Here is the review from the critic of the Courier Press, Evansville from Steve's concert last night.
"As I was leaving the Evansville Philharmonic's last Pops Concert of the year Sunday afternoon, a friend asked me how I liked the concert. I'm sure he expected a good healthy dose of snobbery - it is rumored that I am a snob - but I just said "This was really a fun concert, wasn't it?"
He was disappointed, I can tell you.
But this was fun. Billed as a "Star-Spangled Spectacular," it was the kind of concert you might have gone to in the town park in 1920 - marches, patriotic songs, a flashy soloist and lots of fun. At this kind of concert, you come to hear the familiar, the tried and true, well-played and lustily sung.
Of course, we had the obligatory "National Emblem" march and a rousing version of John Philip Sousa's "Washington Post March." This music has the same place in America as the Strauss waltzes do in Vienna - we do them right, and no one else quite gets it.
These are marches that are meant to carry you down the street, and the good ones, like the Sousa marches, stay with you long after the music stops. They are instantly familiar to every American. I'll bet the audience could have sung right along.
Music Director Alfred Savia's program had no real surprises, and I for one was glad. This is the kind of concert where you want to hear the familiar and comfortable.
The first piece after the national anthem, Morton Gould's "American Salute," is an oddity with an arrangement of "When Johnny Comes Marching Home" as a concert overture. It starts out as tense as a coiled spring, and the tension never resolves until that last note - it's an exciting, colorful piece that is the perfect curtain raiser.
There was one surprise on the program - the artistry of Steven Mead. Who knew a euphonium could sound like this? This was pure revelation; the musical version of shock and awe.
I remember the story about Johannes Brahms saying, upon hearing the Dvorak "Cello Concerto," that if he had known a cello could sound like that, he would have written a cello concerto himself. It's too bad neither Brahms nor Antonin Dvorak did a concerto for this instrument.
The euphonium, a high-pitched tuba, also is known in the U.S. as the baritone, that unloved and ignored member of the low brass section in every high school band that has only one solo in the standard repertoire, in the first movement of Gustav Holst's "The Planets."
Probably the foremost euphonium player in the world, and certainly the most prominent, Mead plays so well, so fluently, with such virtuosity that you begin wondering why the instrument has languished so long. The warm, almost vocal quality of his tone and his ability to play rapidly are every bit the match for any other soloist we have heard this year.
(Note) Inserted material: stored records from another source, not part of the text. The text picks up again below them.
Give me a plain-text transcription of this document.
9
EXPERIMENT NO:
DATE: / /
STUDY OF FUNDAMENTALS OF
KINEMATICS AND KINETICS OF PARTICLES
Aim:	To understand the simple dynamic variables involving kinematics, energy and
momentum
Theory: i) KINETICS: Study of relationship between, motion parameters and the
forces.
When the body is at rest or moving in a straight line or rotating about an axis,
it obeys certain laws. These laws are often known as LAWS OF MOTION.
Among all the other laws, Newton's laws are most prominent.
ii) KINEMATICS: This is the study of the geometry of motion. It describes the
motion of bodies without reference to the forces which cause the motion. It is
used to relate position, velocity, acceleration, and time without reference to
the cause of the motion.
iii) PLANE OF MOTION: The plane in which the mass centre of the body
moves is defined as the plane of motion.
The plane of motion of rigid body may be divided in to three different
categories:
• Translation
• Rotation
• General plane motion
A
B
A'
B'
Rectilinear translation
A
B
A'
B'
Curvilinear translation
Mead's performance of "Variations on 'The Carnival of Venice,'" an old bandstand chestnut if ever there was one, was perfect.
Mead also played on a couple of other numbers, including Kevin Kaska's "Majestic Journey." I would like to know more about this one.
A fiery overture for euphonium and orchestra, this was a real highlight of the program. The piece sounds quite a lot like superior movie music - I was thinking of Bruce Broughton's score for "Silverado" - and thought maybe the subtitle of the piece could be "A Cowboy and his Tuba."
I'd like to hear it again.
We also were served up the Philharmonic Chorus, in fine voice, on Aaron Copland's "Old American Songs," which were unexpected and quite beautiful, and the usual rousers - "The Battle Hymn of the Republic," "America the Beautiful" and "God Bless America." Without these, it would have been a pale afternoon indeed.
The last piece on the printed program was "God Bless America," with Evansville's own Joan Moore-Mobley of the Brown Sisters filling in for Kate Smith. If you're from here, you know this lady can sing, and her powerful ringing voice was no surprise.
Of course the encore was "The Stars and Stripes Forever," complete with the chorus waving flags and the orchestra blazing away. (I couldn't follow the words the chorus were singing, but I so hope they had to do with our web-footed friends.) As a final shocker from Mead, he played the famous piccolo part on the euphonium.
In short, this was a great way to spend the afternoon. All we needed was lemonade and some straw boaters, and it would have been perfect. I would say "Bravo," but "Rah-rah, sis-boom-bah" seems more appropriate."